Jeżeli tak się stanie, to - mówi poseł Lenz - z Kujawsko-Pomorskiego kandydatami mogliby być najbardziej rozpoznawani politycy wymienionych ugrupowań. Szef PO w regionie wymienia, obok Tadeusza Zwiefki, byłego szefa MSZ Radosława Sikorskiego. - Jeżeli PSL zdecyduje się wystartować do PE wspólnie z koalicją, to będziemy mieli tak silne nazwisko, jak Eugeniusz Kłopotek. Bardzo możliwe, że na tej liście znajdzie się posłanka, która ma już swój elektorat, czyli Joanna Scheuring-Wielgus.
Lenz wymienił również Janusza Zemke z SLD zaznaczając - „o ile zdecyduje się kandydować”.
Jak jednak zapewnia przewodniczący SLD w regionie, Ireneusz Nitkiewicz, były wiceminister obrony narodowej, Janusz Zemke już podjął decyzję o ponownym starcie w wyborach do europarlamentu. Byłaby to zatem już jego trzecia kadencja jako europosła.
Wiadomo natomiast na pewno, że do szerokiej koalicji tzw. proeuropejskiej nie wejdzie nowa na scenie politycznej partia Wiosna Roberta Biedronia. Zagadką są też nazwiska ewentualnych kandydatów tej formacji w naszym w Kujawsko-Pomorskiem.
- Jeszcze jako zarząd nie podjęliśmy takiej decyzji - mówi Monika Gotlibowska z Torunia, pełniąca funkcję skarbnika partii Wiosna. - Myślę, że kandydatów przedstawimy w najbliższych dwóch, trzech tygodniach.
A konwencja „Wiosny” odbędzie się już w niedzielę w Operze Nova w Bydgoszczy.
Kto pierwszy, ten lepszy? Zdaniem politologa, prof. Janusza Golinowskiego z UKW, wczesne rozpoczęcie kampanii wyborczej wcale nie gwarantuje sukcesu w głosowaniu.

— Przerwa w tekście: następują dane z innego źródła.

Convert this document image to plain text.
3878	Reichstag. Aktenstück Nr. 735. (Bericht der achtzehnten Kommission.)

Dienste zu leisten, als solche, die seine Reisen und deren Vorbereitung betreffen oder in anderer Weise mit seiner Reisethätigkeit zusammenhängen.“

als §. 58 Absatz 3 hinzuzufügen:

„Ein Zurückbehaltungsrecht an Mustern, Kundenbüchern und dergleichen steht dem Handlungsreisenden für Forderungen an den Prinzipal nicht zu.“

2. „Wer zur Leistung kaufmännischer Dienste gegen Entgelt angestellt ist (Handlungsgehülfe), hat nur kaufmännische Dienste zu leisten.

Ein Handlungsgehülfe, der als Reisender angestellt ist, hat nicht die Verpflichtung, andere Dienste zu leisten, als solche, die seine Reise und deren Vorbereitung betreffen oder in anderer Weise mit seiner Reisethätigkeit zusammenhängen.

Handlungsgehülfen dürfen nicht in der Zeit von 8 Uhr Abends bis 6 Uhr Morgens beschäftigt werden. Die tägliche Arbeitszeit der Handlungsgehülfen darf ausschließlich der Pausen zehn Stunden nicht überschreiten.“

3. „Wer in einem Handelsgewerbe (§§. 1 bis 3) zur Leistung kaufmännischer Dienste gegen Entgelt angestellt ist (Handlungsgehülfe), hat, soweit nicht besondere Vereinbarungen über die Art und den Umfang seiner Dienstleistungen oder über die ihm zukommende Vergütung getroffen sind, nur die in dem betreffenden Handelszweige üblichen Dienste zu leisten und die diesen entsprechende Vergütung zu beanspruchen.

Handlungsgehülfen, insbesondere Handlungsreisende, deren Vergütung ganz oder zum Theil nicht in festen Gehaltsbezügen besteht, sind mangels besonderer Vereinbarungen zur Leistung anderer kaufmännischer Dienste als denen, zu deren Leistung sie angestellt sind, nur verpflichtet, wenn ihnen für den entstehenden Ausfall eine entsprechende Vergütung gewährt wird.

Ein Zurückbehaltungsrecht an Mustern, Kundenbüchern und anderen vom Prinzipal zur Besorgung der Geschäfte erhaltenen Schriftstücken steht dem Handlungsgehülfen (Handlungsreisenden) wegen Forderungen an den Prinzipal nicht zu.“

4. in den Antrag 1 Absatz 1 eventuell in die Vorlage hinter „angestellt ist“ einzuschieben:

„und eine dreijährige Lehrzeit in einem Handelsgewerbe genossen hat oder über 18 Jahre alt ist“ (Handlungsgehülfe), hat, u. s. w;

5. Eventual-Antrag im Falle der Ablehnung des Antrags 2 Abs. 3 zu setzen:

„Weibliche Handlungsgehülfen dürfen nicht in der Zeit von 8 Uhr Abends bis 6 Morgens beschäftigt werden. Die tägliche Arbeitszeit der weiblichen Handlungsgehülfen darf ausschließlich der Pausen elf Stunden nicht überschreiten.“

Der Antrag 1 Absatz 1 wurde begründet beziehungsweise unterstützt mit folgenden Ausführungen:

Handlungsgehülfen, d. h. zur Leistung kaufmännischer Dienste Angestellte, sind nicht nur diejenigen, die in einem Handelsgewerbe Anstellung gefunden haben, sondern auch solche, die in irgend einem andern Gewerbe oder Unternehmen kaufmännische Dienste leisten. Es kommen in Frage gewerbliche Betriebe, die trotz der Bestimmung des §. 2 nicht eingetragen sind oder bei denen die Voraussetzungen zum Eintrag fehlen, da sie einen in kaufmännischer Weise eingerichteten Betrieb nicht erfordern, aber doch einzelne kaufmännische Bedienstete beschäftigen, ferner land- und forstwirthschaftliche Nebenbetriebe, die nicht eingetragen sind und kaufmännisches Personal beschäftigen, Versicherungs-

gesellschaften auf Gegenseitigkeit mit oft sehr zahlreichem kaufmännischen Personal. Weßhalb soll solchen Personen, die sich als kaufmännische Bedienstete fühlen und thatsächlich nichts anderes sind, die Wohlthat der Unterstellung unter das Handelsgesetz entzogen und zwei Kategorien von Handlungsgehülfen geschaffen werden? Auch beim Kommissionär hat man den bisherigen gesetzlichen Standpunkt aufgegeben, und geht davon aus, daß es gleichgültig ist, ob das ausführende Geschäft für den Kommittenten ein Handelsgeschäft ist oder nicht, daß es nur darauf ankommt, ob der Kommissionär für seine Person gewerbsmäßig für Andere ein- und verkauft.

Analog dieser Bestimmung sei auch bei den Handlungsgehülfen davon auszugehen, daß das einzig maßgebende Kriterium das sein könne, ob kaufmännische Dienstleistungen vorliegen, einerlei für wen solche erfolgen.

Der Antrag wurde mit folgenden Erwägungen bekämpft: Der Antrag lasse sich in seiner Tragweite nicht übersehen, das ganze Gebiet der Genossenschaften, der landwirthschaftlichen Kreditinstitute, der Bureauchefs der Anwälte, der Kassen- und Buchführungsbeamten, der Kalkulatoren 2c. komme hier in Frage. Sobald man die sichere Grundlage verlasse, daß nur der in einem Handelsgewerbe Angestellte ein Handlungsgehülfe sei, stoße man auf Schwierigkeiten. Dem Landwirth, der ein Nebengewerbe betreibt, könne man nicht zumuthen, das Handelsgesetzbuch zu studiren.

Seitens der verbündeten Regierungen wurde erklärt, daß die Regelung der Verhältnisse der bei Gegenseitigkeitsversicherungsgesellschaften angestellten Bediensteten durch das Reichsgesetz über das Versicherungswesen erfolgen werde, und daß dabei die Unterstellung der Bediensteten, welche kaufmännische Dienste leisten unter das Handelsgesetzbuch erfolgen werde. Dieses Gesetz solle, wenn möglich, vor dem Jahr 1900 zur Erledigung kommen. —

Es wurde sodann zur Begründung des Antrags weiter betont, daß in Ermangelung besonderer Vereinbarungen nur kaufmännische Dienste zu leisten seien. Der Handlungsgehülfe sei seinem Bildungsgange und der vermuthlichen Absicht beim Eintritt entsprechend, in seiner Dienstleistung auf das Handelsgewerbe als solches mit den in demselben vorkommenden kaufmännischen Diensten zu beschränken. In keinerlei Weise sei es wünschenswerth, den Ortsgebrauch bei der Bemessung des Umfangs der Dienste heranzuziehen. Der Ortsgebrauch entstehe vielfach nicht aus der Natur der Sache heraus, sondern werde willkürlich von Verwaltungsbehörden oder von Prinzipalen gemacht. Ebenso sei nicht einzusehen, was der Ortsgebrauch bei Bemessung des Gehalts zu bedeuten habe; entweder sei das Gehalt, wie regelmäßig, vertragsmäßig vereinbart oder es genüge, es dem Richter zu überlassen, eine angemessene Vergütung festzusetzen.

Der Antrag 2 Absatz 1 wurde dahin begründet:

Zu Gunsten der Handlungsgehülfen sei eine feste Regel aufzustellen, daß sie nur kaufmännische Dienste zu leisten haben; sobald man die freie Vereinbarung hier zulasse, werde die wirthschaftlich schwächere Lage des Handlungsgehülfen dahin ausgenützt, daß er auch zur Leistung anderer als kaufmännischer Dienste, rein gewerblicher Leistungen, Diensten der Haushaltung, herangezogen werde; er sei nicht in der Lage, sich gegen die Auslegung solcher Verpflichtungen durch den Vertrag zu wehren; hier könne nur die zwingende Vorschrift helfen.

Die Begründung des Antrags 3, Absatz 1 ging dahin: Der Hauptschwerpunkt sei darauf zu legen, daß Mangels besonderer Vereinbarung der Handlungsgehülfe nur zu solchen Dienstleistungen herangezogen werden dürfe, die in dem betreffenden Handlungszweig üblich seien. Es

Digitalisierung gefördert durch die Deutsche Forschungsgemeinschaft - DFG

- Są różne style kampanii, na przykład szybki start, ale też mocny koniec. Zawsze trzeba liczyć się z konkurentami. PiS wprawdzie ogłosił „jedynkę” i „dwójkę” dla naszego okręgu, ale wcale nie jest powiedziane, że ci kandydaci odniosą sukces - zaznacza prof. Golinowski. - Musimy poczekać, co zrobi szeroko pojęta Koalicja Europejska, w tym środowiska lewicowe. I co zrobi „Wiosna”. Zdecydują różne czynniki. Swoją drogą, nasz okręg cechuje się tym, że u nas wygrywają raczej przedstawiciele narracji liberalno-lewicowej, co zresztą pokazały wybory samorządowe. Dlatego myślę, że kandydatom prawicy trudno będzie się przebić, o ile PO i pozostała część koalicji postawi na mocne nazwiska - dodaje politolog.